The Craft Beverage Modernization and Tax Reform Act lowered the Federal Excise Taxes (FET) for owners of distilleries from $13.50 to $2.70 per gallon — allowing business owners to reinvest that money by expanding their ventures and hiring more staff.

More than 2,000 distillers across the country — including Falls Church Distillers — benefit from the tax break, according to a press release from the American Craft Spirits Association.

“Though FET permanence is critical to the long-term success of our industry and the peripheral industries we support, including U.S. agriculture and hospitality, today we celebrate a small but critical victory,” Margie Lehrman, the CEO of ACSA, said in the press release.

According to a survey by Forbes of 100 members of the ACSA, half of the respondents said that they would have made staffing cuts if the taxes had risen.
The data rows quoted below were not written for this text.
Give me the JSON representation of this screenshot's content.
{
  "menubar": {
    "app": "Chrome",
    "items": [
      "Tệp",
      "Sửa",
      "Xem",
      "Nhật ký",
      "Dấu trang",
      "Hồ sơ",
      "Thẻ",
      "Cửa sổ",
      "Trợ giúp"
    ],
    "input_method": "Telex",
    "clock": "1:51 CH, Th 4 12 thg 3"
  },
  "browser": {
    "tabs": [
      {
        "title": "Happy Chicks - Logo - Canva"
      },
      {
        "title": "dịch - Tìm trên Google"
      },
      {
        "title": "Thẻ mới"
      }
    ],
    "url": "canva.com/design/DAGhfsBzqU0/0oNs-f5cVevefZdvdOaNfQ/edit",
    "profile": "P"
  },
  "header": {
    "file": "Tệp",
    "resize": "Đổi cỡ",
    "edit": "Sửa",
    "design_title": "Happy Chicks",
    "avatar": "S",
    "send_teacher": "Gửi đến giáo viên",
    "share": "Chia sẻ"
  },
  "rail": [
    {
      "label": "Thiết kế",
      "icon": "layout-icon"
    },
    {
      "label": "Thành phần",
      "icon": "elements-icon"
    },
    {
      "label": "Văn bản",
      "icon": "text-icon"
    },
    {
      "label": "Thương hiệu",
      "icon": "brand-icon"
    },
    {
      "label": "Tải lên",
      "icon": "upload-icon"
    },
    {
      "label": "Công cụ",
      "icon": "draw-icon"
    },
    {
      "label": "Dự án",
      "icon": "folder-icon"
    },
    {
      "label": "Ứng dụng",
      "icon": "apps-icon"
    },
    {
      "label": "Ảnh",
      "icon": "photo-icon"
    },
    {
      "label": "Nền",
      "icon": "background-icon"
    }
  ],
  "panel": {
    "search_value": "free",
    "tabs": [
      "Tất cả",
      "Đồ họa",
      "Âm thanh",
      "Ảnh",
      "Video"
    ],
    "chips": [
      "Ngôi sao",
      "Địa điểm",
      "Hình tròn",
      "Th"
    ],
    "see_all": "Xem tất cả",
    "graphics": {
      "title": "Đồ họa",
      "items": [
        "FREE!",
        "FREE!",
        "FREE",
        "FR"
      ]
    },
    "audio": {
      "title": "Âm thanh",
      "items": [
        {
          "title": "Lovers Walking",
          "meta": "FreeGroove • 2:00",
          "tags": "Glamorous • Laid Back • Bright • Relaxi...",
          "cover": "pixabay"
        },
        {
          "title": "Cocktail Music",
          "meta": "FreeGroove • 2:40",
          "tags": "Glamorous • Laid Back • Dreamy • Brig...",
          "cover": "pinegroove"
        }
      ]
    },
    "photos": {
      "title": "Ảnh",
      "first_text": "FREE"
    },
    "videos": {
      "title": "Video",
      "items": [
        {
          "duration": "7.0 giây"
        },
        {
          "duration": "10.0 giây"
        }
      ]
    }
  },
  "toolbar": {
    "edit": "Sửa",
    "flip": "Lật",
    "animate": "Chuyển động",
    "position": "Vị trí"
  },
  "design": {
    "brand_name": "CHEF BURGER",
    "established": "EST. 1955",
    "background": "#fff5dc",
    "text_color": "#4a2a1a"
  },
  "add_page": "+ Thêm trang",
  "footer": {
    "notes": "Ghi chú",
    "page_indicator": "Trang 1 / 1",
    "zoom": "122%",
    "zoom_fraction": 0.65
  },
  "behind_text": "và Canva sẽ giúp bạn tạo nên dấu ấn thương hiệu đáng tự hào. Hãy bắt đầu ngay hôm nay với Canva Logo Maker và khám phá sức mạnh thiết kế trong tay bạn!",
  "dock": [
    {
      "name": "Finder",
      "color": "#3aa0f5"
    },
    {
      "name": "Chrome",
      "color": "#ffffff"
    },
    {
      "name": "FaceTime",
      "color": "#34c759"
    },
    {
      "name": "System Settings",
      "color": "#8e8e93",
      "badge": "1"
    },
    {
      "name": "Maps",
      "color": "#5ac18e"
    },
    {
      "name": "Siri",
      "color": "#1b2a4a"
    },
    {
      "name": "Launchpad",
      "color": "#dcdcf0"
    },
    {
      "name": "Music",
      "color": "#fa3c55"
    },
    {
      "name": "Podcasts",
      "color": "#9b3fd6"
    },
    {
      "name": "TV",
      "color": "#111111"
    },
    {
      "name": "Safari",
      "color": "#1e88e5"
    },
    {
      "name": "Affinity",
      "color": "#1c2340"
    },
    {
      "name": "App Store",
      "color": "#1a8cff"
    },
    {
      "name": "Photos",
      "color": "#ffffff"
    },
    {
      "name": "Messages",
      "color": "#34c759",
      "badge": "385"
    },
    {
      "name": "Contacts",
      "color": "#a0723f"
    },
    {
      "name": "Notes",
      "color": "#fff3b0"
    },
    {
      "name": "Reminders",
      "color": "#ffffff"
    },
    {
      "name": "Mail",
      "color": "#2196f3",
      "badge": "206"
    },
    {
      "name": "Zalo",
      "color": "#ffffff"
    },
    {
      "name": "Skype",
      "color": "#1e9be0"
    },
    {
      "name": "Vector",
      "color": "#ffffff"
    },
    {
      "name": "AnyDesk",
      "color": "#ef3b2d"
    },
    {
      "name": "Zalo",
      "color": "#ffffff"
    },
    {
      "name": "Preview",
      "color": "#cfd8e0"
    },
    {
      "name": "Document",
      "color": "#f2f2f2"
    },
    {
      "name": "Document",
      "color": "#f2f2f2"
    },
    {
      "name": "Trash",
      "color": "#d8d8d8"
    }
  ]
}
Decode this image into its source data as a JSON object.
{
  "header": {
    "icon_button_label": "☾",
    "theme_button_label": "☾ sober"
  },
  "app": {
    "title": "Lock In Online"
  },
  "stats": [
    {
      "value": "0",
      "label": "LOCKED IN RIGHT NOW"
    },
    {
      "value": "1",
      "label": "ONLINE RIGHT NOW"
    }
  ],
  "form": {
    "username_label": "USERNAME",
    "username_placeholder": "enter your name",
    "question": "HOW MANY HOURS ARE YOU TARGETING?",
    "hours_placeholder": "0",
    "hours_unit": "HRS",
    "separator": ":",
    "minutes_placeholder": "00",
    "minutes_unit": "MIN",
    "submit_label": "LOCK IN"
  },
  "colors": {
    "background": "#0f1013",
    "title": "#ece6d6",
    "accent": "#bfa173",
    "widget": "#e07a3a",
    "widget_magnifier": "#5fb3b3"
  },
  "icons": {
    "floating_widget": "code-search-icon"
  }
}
Others said that they would have cut production, increased prices or halted expansion to compensate for the tax rise.

Michael Paluzzi, the owner of Falls Church Distillers, said in a previous interview with Tysons Reporter that the tax break allowed him to hire new employees and expand his prospects for growth past NoVA into surrounding areas.

Paluzzi had been working with ACSA since July to push lawmakers for a permanent tax decrease. He originally told Tysons Reporter that though he was hoping that Congress would permanently lower the tax, he was also aware that this outcome was a possibility.

The renewal of the lower tax rate was packaged with other legislation, allowing it to be fast-tracked before it expired.

“Tomorrow, we will again shift gears to focus on permanent tax relief and long-term parity with our friends in craft beer and wine,” Lehrman said.